The company is requesting authorization to repurchase up to 10% of its issued share capital, representing approximately 5.99 million ordinary shares. This follows the completion of its previous buyback program in March 2025, when the company purchased the full 6.65 million shares authorized at its April 2024 general meeting.

The proposed buyback would allow Nexteq to purchase shares at prices no less than their nominal value of 0.1 pence and no higher than 5% above the average closing middle market quotations for the five preceding business days.

A key consideration for shareholders is the potential increase in voting rights held by the company’s "Concert Party" - a group including Nicholas Jarmany, Gary Mullins, and other related individuals and entities. Their combined stake could increase from 37.06% to approximately 41.18% if the full buyback authority is utilized.

The Takeover Panel has agreed to waive the obligation for the Concert Party to make a general offer to all shareholders that would normally be required under Rule 9 of the Takeover Code when a party’s voting rights exceed 30%, subject to approval by independent shareholders.

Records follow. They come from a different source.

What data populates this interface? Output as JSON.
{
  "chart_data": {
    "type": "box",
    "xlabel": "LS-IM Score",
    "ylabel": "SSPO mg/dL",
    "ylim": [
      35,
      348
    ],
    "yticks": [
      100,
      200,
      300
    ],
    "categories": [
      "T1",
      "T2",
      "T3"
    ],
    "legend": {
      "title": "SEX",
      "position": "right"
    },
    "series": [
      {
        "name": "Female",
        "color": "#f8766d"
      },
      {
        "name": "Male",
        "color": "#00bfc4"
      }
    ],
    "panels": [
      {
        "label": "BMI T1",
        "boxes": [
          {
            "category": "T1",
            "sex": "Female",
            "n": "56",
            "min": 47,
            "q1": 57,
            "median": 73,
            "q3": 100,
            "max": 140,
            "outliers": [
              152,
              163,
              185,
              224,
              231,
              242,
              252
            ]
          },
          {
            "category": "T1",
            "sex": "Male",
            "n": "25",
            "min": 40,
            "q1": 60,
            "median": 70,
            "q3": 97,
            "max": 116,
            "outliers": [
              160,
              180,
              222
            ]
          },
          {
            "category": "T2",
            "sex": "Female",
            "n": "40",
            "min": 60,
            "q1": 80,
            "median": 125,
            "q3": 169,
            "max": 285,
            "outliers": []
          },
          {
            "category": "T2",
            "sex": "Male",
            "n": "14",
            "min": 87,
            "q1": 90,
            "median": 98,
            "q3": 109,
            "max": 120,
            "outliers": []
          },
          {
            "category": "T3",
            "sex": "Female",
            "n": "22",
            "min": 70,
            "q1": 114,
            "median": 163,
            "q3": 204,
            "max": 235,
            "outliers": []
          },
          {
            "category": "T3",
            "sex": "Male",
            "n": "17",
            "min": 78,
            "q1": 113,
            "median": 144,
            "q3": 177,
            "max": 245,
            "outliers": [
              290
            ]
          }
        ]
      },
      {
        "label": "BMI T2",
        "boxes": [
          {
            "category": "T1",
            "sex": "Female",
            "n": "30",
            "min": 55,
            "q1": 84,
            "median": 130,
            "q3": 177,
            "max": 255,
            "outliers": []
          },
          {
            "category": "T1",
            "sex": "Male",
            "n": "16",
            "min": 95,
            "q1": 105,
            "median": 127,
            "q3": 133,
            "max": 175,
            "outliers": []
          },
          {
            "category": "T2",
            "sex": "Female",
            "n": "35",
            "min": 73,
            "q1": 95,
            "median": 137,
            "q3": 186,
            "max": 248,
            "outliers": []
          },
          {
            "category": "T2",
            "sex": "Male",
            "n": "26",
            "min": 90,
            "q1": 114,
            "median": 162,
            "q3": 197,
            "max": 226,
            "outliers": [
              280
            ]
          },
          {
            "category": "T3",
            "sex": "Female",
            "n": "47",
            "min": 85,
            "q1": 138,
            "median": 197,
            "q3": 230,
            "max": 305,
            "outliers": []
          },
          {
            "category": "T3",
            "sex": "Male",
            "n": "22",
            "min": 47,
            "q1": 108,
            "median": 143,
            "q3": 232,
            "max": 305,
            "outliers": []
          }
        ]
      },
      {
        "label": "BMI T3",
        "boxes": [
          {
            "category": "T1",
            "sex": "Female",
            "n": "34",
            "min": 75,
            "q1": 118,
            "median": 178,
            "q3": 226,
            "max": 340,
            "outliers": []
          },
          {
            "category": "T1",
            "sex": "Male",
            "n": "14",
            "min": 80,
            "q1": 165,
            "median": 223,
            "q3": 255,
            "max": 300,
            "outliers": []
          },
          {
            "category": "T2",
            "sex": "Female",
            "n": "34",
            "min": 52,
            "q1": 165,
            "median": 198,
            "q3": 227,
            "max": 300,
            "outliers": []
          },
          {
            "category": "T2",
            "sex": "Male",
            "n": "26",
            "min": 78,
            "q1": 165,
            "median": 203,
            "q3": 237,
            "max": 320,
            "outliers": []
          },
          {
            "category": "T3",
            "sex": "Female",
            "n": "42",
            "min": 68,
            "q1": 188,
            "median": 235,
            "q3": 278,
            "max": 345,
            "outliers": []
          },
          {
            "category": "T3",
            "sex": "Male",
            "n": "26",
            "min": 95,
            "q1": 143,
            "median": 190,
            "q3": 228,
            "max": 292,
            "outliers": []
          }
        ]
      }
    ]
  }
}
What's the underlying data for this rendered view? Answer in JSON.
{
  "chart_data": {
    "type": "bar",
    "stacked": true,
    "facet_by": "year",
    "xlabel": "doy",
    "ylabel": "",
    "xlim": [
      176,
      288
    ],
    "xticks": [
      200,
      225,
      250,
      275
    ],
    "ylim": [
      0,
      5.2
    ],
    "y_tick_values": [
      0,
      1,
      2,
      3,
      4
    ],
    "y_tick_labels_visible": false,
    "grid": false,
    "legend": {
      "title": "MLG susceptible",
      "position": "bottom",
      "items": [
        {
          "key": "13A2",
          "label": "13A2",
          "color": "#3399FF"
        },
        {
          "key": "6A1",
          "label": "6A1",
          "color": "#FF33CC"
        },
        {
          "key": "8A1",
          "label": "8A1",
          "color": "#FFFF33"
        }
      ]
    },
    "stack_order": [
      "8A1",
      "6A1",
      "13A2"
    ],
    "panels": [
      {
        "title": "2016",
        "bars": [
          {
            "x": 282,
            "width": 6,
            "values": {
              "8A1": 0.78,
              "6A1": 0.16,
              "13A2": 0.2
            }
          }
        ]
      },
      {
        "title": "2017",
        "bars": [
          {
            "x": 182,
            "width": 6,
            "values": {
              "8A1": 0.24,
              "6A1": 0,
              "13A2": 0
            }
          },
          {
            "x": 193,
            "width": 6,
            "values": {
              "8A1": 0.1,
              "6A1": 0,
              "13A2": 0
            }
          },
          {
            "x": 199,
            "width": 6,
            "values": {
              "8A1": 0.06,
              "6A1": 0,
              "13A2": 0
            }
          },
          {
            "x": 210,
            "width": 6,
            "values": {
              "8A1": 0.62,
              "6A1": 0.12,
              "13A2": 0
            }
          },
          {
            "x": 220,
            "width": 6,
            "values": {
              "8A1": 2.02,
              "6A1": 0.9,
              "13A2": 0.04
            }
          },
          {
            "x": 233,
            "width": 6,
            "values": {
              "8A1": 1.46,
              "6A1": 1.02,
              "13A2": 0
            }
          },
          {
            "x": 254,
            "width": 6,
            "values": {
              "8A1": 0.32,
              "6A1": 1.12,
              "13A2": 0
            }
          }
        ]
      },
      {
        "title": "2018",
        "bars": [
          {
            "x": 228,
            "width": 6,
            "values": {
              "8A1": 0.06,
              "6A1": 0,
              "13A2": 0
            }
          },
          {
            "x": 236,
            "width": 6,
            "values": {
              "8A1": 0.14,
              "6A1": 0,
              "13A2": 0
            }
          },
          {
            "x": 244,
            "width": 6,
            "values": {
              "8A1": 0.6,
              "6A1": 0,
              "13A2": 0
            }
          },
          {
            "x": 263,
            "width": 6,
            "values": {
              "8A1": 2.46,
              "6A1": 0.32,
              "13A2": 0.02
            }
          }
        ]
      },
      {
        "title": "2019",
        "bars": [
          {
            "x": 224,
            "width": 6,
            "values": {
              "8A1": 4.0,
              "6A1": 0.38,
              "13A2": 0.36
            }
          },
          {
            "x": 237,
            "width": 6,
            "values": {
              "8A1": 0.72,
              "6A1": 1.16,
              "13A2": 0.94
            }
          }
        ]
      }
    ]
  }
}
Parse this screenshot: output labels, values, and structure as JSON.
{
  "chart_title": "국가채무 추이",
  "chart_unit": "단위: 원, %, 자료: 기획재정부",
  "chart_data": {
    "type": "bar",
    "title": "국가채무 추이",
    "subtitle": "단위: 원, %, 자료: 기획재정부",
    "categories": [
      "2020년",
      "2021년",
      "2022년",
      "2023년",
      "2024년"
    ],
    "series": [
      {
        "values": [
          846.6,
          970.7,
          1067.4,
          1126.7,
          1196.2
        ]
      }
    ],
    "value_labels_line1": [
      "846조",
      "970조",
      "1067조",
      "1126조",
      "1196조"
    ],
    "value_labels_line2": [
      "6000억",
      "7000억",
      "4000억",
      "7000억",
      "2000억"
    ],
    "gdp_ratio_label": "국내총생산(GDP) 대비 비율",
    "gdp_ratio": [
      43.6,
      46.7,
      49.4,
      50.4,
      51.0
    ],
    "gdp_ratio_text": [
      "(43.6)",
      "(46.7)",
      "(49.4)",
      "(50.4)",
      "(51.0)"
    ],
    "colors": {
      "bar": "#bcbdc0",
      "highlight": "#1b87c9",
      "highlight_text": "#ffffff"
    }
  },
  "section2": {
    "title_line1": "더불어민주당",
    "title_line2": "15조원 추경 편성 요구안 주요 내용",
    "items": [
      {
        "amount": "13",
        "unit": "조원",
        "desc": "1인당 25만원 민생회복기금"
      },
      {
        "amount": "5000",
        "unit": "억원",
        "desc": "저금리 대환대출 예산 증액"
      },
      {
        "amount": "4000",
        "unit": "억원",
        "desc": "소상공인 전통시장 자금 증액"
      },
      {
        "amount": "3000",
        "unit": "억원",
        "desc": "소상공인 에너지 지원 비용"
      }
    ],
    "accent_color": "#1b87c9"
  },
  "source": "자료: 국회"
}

In its July trading update, Nexteq stated it remains confident in meeting market expectations for 2025, with second-half revenues expected to exceed first-half figures.

The company cited its strong cash position as justification for the buyback program, which it believes will enhance earnings per share and provide shareholders with flexibility to realize value in their holdings.

The information is based on a press release statement from Nexteq.